From Andrew Grossman of the Wall Street Journal

Once a rag-tag group that relied on donated pizzas for sustenance, the protesters camped out in a Lower Manhattan park are grappling with a new problem: how to manage and spend the nearly $500,000 they’ve raised in five weeks.

Donors have showered the Occupy Wall Street protesters with more cash than many expected, and that has prompted a flurry of requests for spending. It has also spurred members of a movement that has thus far prided itself on its decentralized structure to consider steps that would require the formation of a real organization, with officers and a board of directors.

Members of the group’s finance committee are meeting with lawyers and accountants to get a handle on its spending and consider next steps, like whether Occupy Wall Street should incorporate and apply for 501(c)(3) tax-exempt status. Such a move would require doing something that’s so far been anathema to the protesters: naming leaders.

At the moment, Occupy Wall Street protesters say they don’t have leaders. The only way big decisions can be made and money can be spent is if the General Assembly—a daily meeting at which everyone who shows up has equal standing—reaches a consensus.

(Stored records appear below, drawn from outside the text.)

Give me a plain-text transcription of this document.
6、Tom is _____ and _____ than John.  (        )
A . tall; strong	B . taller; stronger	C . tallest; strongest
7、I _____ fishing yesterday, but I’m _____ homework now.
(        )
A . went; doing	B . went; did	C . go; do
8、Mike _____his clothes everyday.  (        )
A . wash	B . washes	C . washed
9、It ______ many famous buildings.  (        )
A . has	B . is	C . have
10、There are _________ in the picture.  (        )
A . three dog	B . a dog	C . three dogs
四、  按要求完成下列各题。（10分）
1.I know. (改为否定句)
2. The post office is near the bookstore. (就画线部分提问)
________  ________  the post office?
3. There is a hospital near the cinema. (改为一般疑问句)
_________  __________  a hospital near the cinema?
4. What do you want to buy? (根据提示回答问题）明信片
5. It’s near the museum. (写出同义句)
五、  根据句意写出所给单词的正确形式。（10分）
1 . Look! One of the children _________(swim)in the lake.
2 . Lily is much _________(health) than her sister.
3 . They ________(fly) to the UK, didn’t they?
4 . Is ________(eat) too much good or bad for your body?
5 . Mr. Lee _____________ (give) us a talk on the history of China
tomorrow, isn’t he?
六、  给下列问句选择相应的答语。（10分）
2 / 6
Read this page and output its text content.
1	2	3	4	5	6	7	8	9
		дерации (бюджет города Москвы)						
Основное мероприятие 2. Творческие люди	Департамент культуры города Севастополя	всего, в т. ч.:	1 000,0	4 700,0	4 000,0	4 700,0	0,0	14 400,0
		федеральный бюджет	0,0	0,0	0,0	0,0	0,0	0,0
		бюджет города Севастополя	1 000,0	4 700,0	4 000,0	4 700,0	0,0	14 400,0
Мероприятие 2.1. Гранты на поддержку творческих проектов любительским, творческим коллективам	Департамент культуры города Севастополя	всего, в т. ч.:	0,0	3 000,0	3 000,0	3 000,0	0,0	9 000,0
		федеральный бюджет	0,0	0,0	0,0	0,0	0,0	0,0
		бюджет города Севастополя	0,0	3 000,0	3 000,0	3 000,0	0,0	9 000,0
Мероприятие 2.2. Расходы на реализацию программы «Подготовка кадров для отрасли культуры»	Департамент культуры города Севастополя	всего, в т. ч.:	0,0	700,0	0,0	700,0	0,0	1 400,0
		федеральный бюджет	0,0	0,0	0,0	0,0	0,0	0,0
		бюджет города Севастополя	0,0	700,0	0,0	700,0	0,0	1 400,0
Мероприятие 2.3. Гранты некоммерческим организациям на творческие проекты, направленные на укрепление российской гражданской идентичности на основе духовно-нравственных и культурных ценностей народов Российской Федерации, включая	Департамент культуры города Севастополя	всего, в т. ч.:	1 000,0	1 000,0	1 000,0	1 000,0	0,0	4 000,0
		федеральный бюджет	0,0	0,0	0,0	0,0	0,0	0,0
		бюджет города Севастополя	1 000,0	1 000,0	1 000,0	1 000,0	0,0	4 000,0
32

That setup can lead to gridlock reminiscent of Congress. Meeting minutes show long, tortured debates over spending proposals. On Friday evening, a representative of a group planning to occupy Central Park on Nov. 11 showed up to ask for $2,000 to have 92,000 promotional stickers printed.

The crowd peppered the representative with questions, according to the minutes. What form would the Central Park occupation take? Why do you need so many stickers? Why can’t you just use email? What will the stickers be made of? Isn’t it wasteful to stick stickers all over the place? Would you consider using wheatepaste, an adhesive made from vegetable starch?